酶體外定向進化技術及其發展

程夢婷

摘 要：酶體外定向進化技術可以大幅度提高酶分子的進化效率，可以在未知酶空間結構和催化機制下，按照人們的期望實現特定目標化。酶體外定向進化技術對酶工程今后的發展非常重要，對酶體外定向進化技術的研究方法和發展前景做了歸納。

關鍵詞：酶；定向進化；蛋白質工程；發展前景

中圖分類號：Q55 文獻標識碼：A 文章編號：2095-6835（2014）02-0001-02

酶的定向進化是20世紀90年代初興起的一種蛋白質工程的新策略，近年來發展迅速。酶能催化各種各樣的化學反應，可使需要幾天幾個月甚至幾年時間完成的轉化在幾分鐘甚至幾秒鐘內完成，能催化化學方法難以完成的反應，如構象的改變等。同時，它無毒無害，對環境沒有污染，在環境問題日益嚴重的今天，酶的應用顯得至關重要。

1 概述

酶的體外定向進化又稱蛋白質分子定向進化，是蛋白質工程的新策略。簡單來說，就是在事先不了解酶的空間結構和催化機制的情況下，在實驗室中通過模擬達爾文自然進化過程，讓目標酶分子在預先設計好的道路上快速進化，獲得有價值的非天然酶。

定向進化是隨機突變和選擇的結合，隨機突變是人為控制某些條件改變而引發的。

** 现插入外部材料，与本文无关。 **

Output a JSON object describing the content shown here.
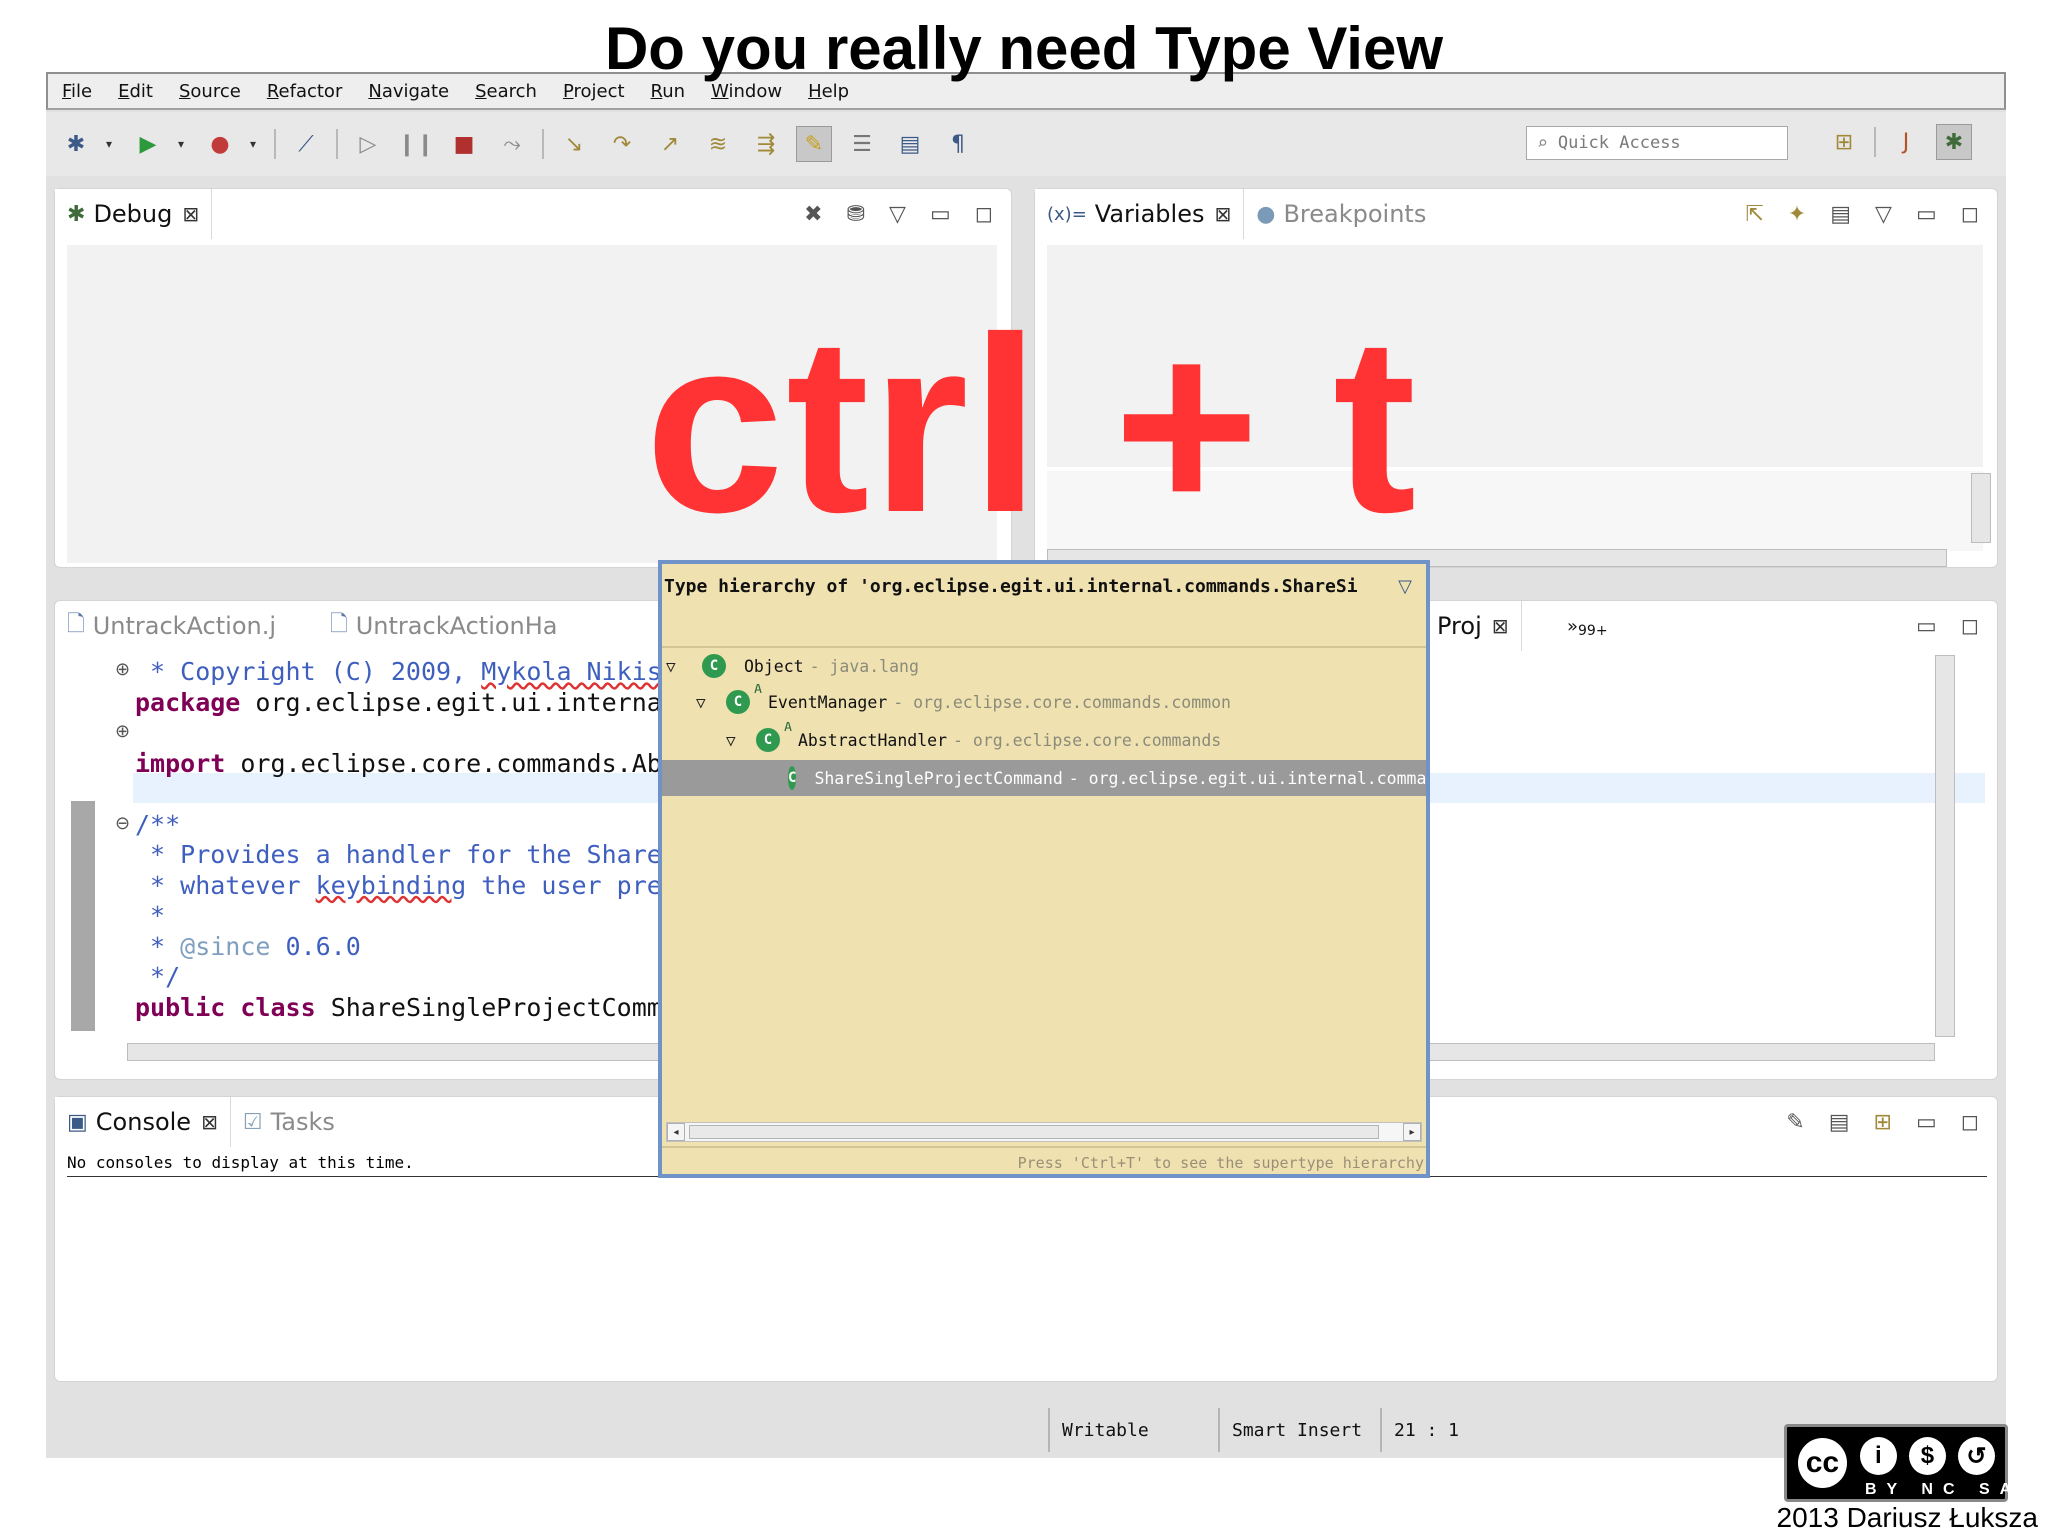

后者雖相當于環境，但只作用于突變后的分子群，起選擇預期方向的突變、排除其他方向突變的作用，整個進化過程是在人為控制下進行的。

定向突變使在自然選擇條件下需幾百萬年乃至上億年才能完成的進化過程，縮短到幾年、幾個月，甚至更短的時間，加速了酶的進化過程。目前，該方法主要應用于提高酶的穩定性、酶活性、對有機溶劑的耐受性，擴大底物的選擇性，改變光學異構體的選擇性等方面。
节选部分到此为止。